Hi All,
I am attaching the linear memory to the 1D cuda texture and accessing it in kernel and saving it back. [Kind of just sample test using driver api].
Here is the kernel code:
texture<uchar4, 1, cudaReadModeElementType> tex1d;
extern “C”
global void
testCopyKernel(char* g_odata, int size)
{
int x = __mul24(blockIdx.x, blockDim.x) + threadIdx.x;
uchar4 temp = tex1Dfetch(tex1d, x);
g_odata[4*x] = temp.x;
g_odata[4*x+1] = temp.y;
g_odata[4*x+2] = temp.z;
g_odata[4*x+3] = temp.w;
}
This is not giving me correct result.
-
Load the kernel function …ie CUfunction let say m_CuFunc
-
Load the image
cutilCheckError(cutLoadPPM4ub(image_path, &h_data, &width, &height));
unsigned int size = width * height * sizeof(unsigned char)* 4;
- Allocate the device memory (r = result data, d_data= linear memory attaching to texture)
CUdeviceptr r_data = (CUdeviceptr)NULL;
cutilDrvSafeCall( cuMemAlloc( &r_data, size));
CUdeviceptr d_data = (CUdeviceptr)NULL;
cutilDrvSafeCall( cuMemAlloc( &d_data, size));
-
Copy the load image data to device (from h_data to d_data)

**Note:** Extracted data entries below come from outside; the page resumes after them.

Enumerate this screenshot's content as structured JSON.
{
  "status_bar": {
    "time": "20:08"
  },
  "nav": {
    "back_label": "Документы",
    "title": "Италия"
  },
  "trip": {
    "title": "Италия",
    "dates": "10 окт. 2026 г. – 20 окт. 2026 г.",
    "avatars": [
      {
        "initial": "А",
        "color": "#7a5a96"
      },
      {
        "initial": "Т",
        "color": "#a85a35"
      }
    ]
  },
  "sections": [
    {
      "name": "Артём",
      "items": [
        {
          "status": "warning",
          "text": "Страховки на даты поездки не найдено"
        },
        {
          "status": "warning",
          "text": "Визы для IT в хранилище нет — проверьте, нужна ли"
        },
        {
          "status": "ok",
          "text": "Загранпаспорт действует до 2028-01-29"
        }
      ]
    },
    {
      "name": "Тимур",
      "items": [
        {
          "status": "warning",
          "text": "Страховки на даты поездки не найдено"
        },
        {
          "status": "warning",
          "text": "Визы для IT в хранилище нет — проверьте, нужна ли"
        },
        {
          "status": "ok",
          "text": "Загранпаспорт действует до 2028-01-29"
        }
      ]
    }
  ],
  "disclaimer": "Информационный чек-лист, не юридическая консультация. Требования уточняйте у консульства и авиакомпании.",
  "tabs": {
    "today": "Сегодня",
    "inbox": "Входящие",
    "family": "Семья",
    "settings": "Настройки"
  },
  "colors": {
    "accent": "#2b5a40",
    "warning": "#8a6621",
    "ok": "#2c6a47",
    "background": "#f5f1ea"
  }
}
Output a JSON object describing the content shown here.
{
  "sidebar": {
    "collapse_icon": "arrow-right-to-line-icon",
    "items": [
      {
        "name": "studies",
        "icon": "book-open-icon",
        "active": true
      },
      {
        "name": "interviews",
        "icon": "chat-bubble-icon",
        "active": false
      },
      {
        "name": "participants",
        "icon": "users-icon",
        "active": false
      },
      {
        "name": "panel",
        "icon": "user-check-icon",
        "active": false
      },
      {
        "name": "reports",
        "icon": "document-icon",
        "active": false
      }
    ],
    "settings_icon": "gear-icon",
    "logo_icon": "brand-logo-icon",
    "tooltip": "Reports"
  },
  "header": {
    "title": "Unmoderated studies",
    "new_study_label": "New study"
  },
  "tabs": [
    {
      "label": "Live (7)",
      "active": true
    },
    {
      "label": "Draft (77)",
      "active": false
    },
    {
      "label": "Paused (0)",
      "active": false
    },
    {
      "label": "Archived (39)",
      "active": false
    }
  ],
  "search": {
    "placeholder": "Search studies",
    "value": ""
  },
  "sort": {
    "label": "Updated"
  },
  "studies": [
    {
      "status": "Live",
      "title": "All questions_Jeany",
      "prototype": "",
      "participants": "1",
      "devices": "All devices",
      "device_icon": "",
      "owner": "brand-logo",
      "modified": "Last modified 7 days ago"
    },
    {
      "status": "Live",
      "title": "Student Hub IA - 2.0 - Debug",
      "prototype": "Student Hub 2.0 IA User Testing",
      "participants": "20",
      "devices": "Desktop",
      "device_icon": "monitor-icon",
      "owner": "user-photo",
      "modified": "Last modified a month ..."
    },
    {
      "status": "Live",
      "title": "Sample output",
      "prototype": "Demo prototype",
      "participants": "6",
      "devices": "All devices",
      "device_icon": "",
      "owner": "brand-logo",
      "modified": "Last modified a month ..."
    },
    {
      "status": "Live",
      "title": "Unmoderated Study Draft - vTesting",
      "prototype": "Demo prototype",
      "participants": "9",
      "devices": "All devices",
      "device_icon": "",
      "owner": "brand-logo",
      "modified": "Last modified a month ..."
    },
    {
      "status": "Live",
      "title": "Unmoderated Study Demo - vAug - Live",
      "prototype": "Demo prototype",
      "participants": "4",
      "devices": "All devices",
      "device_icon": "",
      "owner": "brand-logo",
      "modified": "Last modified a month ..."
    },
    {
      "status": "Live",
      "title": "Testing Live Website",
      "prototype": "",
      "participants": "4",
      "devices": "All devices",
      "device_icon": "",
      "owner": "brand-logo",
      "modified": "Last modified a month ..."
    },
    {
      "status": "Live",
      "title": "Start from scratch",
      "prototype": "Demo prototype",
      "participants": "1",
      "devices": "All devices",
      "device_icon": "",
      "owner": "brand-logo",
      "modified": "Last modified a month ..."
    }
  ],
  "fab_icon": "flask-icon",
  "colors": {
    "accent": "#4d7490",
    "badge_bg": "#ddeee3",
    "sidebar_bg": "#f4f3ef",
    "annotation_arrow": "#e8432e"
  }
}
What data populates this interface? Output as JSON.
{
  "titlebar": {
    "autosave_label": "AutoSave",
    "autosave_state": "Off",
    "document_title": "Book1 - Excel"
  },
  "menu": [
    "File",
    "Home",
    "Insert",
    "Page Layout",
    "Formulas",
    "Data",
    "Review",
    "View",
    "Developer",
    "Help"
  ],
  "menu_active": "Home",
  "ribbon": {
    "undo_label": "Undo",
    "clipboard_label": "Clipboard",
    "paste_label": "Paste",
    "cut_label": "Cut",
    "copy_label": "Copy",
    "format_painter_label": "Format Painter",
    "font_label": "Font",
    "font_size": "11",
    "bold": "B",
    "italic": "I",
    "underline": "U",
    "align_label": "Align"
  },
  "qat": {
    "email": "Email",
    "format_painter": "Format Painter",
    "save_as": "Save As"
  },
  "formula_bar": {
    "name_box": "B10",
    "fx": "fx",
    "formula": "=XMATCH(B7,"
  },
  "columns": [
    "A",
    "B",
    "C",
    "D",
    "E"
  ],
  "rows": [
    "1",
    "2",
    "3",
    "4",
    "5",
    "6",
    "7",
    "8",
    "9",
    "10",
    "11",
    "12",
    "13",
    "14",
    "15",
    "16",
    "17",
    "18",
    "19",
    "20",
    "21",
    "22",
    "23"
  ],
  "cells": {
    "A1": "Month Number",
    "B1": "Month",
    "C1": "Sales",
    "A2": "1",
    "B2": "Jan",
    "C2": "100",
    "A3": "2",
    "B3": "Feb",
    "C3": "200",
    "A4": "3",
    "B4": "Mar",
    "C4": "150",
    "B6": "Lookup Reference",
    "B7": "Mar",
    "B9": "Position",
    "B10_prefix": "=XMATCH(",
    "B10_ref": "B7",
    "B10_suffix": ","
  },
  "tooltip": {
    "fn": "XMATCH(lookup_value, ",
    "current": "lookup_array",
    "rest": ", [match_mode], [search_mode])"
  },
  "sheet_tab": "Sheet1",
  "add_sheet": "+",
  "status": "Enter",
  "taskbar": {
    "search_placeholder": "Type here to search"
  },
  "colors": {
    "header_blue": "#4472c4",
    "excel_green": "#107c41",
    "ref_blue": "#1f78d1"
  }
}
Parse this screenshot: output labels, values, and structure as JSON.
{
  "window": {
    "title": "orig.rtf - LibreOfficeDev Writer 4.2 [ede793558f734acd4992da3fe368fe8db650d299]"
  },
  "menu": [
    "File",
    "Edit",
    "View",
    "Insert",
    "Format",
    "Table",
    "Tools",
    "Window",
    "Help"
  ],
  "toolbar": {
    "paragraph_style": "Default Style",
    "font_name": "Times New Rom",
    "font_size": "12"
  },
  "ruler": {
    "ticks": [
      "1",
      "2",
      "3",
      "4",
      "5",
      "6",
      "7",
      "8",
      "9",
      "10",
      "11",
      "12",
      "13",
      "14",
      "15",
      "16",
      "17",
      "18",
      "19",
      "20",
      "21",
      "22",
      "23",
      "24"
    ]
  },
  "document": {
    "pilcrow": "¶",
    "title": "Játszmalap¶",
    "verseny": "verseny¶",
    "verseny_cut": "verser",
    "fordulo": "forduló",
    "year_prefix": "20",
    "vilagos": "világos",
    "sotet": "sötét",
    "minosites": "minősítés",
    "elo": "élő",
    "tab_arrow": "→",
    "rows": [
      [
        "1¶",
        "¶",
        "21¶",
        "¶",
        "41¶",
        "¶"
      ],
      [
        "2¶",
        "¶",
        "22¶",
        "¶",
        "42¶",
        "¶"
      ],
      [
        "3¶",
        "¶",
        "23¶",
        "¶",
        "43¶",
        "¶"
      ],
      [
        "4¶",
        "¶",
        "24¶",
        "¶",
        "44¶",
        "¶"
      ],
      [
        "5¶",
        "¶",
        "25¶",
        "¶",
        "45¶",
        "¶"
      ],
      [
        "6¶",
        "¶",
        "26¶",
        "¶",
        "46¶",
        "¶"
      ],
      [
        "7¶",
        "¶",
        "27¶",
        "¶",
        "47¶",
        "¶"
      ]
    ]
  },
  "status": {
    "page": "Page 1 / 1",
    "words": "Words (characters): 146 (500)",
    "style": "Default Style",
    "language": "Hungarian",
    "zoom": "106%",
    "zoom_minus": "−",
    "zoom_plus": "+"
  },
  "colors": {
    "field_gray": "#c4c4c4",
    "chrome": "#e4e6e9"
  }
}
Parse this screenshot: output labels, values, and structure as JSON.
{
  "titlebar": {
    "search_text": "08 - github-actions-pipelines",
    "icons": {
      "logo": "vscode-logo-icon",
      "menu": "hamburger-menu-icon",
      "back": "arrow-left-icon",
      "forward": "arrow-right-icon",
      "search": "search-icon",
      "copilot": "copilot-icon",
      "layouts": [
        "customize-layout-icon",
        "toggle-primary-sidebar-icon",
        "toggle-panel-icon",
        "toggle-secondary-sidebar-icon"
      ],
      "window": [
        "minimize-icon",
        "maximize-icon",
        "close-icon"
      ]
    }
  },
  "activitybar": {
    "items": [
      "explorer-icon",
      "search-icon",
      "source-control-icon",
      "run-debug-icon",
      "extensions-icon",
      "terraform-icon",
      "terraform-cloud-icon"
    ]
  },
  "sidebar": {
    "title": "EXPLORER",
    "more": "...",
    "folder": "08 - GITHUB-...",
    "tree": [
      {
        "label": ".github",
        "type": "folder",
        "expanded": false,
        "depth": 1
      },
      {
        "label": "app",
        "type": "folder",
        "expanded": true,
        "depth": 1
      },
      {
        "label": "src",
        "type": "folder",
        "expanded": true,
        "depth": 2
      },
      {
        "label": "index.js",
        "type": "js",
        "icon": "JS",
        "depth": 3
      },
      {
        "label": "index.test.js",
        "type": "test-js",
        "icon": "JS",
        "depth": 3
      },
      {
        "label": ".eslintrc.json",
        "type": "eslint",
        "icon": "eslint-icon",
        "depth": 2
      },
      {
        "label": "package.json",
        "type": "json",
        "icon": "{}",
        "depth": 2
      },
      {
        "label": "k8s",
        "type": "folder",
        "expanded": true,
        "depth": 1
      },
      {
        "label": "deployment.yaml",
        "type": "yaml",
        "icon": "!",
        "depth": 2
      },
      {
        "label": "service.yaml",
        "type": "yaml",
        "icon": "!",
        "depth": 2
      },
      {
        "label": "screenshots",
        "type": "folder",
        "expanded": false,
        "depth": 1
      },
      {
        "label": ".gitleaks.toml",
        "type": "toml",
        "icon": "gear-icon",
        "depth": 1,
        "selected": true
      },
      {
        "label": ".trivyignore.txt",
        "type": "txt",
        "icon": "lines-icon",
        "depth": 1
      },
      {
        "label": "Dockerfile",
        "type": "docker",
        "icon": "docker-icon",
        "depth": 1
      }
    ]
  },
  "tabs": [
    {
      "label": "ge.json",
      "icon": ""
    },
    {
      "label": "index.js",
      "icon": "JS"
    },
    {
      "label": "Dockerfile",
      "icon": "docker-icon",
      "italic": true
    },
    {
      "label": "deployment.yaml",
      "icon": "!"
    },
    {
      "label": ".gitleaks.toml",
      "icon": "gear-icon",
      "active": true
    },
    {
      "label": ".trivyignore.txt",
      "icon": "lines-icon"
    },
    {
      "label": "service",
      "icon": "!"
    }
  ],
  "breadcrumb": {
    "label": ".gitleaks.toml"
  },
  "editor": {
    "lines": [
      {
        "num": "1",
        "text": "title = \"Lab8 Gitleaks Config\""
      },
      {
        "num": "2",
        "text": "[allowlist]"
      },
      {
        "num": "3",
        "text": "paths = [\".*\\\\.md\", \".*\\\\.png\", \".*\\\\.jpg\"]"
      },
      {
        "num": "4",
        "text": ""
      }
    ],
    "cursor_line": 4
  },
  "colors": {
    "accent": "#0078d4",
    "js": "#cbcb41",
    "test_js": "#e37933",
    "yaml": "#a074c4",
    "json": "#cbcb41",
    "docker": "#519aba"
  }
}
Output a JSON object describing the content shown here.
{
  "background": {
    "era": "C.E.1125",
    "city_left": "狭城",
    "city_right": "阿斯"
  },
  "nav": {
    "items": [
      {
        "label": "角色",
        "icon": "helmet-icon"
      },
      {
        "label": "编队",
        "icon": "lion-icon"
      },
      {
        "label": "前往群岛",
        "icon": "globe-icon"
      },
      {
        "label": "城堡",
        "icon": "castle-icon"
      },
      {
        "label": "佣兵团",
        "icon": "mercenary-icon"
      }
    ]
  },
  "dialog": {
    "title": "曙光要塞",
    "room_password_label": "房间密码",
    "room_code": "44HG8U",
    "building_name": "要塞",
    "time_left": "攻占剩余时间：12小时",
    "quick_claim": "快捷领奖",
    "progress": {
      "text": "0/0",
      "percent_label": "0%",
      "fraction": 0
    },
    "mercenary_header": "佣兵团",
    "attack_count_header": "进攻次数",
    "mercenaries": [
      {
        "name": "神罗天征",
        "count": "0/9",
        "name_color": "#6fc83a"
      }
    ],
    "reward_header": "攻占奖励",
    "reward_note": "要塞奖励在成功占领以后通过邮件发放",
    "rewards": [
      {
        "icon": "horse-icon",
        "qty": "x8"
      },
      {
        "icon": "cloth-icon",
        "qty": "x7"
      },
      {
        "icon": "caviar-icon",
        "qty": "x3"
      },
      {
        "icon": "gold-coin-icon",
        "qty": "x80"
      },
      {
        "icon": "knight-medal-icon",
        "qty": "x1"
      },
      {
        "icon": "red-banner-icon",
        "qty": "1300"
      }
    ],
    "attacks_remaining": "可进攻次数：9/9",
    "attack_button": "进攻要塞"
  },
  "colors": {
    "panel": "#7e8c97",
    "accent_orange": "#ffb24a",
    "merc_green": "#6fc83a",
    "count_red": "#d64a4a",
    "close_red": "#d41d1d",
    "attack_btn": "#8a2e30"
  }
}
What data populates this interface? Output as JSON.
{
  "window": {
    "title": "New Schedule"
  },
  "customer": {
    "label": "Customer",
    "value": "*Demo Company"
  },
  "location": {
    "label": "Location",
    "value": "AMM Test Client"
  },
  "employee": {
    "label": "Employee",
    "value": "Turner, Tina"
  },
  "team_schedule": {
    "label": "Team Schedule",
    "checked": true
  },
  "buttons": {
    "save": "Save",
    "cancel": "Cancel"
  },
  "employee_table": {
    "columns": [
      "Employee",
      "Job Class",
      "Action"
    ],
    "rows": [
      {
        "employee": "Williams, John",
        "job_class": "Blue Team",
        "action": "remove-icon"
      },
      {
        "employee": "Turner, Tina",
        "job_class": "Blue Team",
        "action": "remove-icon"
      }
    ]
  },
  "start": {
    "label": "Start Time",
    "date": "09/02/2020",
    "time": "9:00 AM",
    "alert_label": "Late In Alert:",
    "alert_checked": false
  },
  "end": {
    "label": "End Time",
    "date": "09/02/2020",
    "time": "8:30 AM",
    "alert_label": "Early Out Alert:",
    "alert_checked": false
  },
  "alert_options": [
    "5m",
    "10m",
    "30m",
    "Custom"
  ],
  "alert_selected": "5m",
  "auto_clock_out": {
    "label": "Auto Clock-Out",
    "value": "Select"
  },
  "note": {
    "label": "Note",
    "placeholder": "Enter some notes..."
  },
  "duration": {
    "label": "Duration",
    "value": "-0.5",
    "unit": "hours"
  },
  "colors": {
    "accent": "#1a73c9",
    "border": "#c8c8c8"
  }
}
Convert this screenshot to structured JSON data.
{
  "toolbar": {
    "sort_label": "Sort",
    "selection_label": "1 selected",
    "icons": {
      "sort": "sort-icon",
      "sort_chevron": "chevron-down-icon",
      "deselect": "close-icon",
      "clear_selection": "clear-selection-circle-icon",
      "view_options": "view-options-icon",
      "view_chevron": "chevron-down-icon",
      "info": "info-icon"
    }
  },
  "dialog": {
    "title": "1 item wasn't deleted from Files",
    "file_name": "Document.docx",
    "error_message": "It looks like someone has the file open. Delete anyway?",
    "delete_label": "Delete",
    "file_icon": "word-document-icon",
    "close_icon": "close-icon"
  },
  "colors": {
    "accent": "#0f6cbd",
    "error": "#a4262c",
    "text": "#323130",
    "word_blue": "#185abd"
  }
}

cutilDrvSafeCall (cuMemcpyHtoD(d_data, h_data, size)); -
Set the texture parameters
CUtexref cu_texref;
unsigned int byteOffset;
cutilDrvSafeCall(cuModuleGetTexRef(&cu_texref, cuModule, “tex1d”));
cutilDrvSafeCall(cuTexRefSetAddress (&byteOffset, cu_texref, d_data, size)); -
Set kernel parameters & Launch the kernel
int offset = 0;
void* ptr = (void*)(size_t)r_data;
offset = (offset + __alignof(ptr) - 1) & ~(__alignof(ptr) - 1); // adjust offset to meet alignment requirement
cutilDrvSafeCallNoSync(cuParamSetv( m_CuFunc, offset, &ptr, sizeof(ptr)));
offset += sizeof(ptr);
offset = (offset + __alignof(size) - 1) & ~(__alignof(size) - 1);
cutilDrvSafeCall(cuParamSeti( m_CuFunc, offset, (width * height)));
offset += sizeof(size);
cutilDrvSafeCall(cuParamSetSize( m_CuFunc, offset));
cutilDrvSafeCall(cuParamSetTexRef( m_CuFunc, CU_PARAM_TR_DEFAULT, cu_texref));
int block_size = 512;
cutilDrvSafeCall(cuFuncSetBlockShape( m_CuFunc, block_size, 1, 1 ));
int grid_width = (width*height)/(block_size);
cutilDrvSafeCall(cuLaunchGrid( m_CuFunc, grid_width, 1 ));
- Copy the data from device to host and save the image
unsigned char* h_odata = (unsigned char*) malloc( size);
cutilDrvSafeCall( cuMemcpyDtoH( h_odata, r_data, size) );
cutilCheckError( cutSavePPM4ub(output_filename, h_odata, width, height));
Cuda is not giving any error :(…
Please let me know if there is any issue with tex1Dfetch or uchar4 texture access .